Liz Schober, her mother, is also a fan of greens. She had a quick recipe for chard, a vitamin-rich red and green vegetable that she admits doesn't really taste very good raw.
"A lot of people blend chard and put it in soup or smoothies because it's so nutritious," Schober said. "It's kind of like putting wheat grass in things."
Chard smoothies are great, she said, because they hide the taste but still give you the health benefits.
To start, stick a bundle of chard in the blender with a little water and mix it until it's close to a liquid. Then add one mango, one cup of raspberries or blueberries, some ice and a few splashes of apple juice and blend the mix again and it's ready to go.
"You can also add yogurt if you want, but I prefer them without it," Schober said.
If you're looking for some strange produce with a longer shelf life, Oliver's, which used to be The Garlic Lady, has a rather odd array of pickled items at its stand.
Among them are pickled okra, pickled asparagus, pickled green beans, flavored garlic and a wide variety of olives.
"A lot of people like our barbecue pickled garlic," said Hannah Berry, whose father, Allen Berry, owns the stand. "It tastes a lot like pickled barbecue sauce. It's really good on hamburgers and things."
Her mother likes to use the pickled barbecue garlic in a smoked salmon pasta dish with peas. And she uses the stand's pickled spicy Italian garlic in soups and lasagne.
"Somebody said the Italian garlic was like pickled pizza," Berry said. "I thought that was funny."
As for the okra, a lot of people eat it straight up as an appetizer, but you can also chop it up and put it in salads.
"I had one guy that said he grilled it and it was good," she said. "Although I'm not sure I'd try that."
Pickled asparagus and pickled green beans? Those are also good as snacks, in salads or chopped up.
"The asparagus is actually great in Bloody Marys, too, instead of the usual celery," Berry added.
Want something more substantial? Little Farms has you covered if you want to try a goat burger or goat chop.
"People used to turn their nose up at goat until we started sampling it," said Renee Cote-Kreinbring, co-owner of the farm. "Now they like it. We sell quite a bit. Our goat pepperoni pretty much always sells out early."
For those new to goat, Cote-Kreinbring recommends starting off with goat chops or ground goat. "It's like deer but without the gamey flavor, or like really lean beef," she said. "It also has 30 percent less fat and cholesterol than chicken."

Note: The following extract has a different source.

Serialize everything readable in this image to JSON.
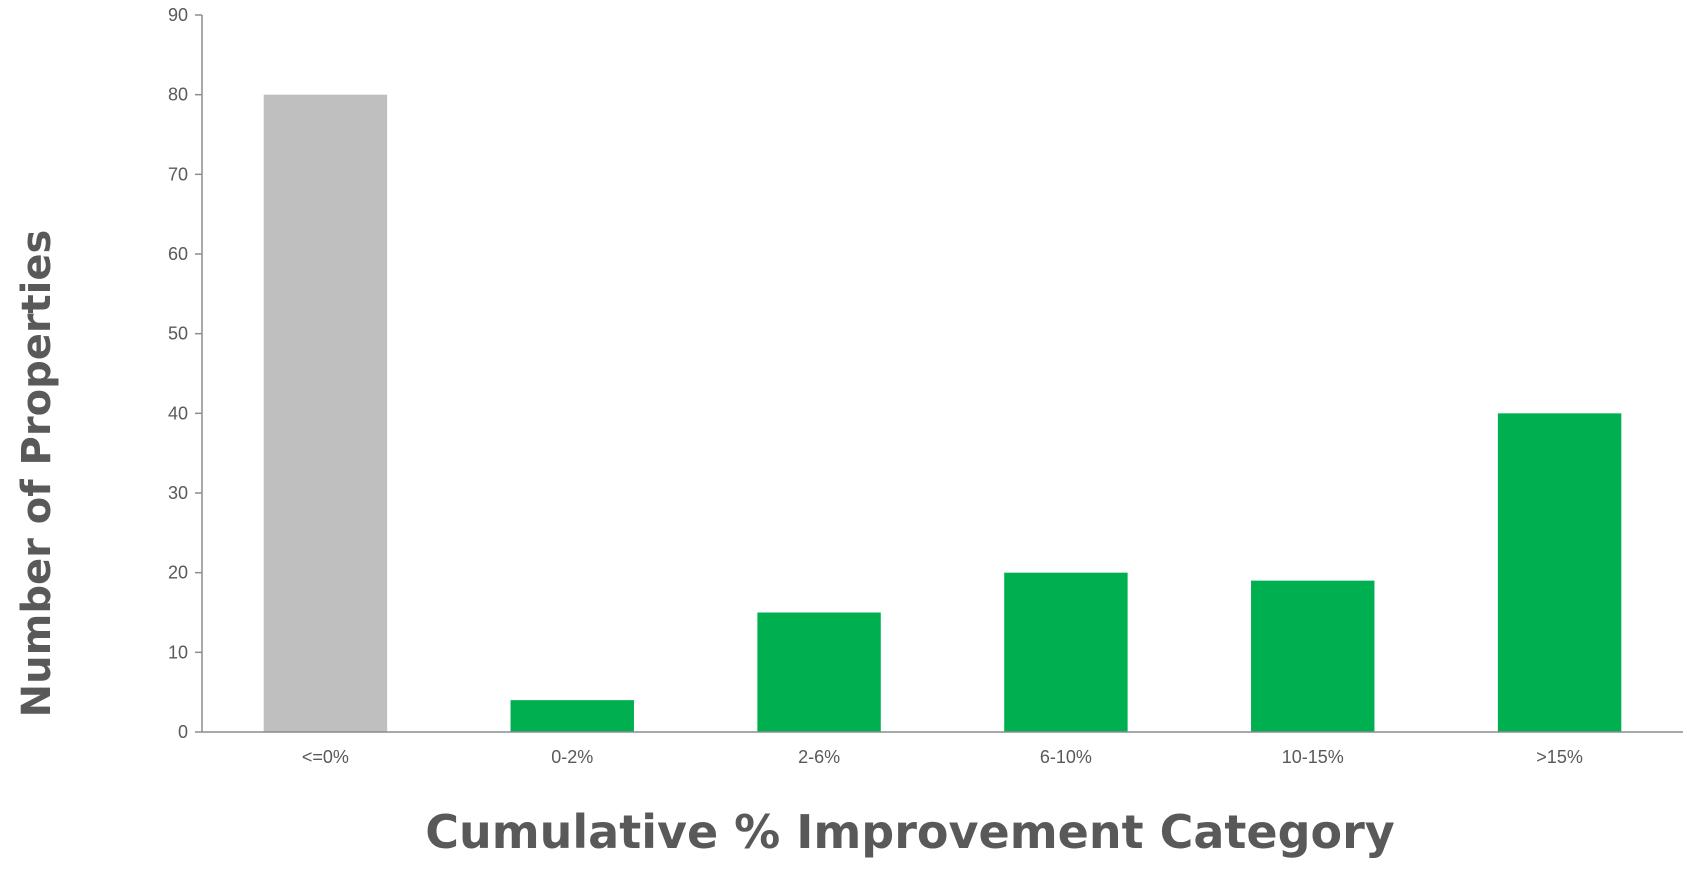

Goat chops are made just like pork chops. Cote-Kreinbring likes them with a little olive oil, garlic, salt and pepper and grilled for about three minutes on each side.
Ground goat is good in burgers and spaghetti sauce, she said.
If you look carefully, you'll probably find a host of other unusual items amid the more standard bins of green beans, onions, lettuce, tomatoes and potatoes. And most vendors will be more than happy to give you advice on how to cook them, the market's Boldt said.
"There are a lot of interesting new things out there to try if you just look," he said.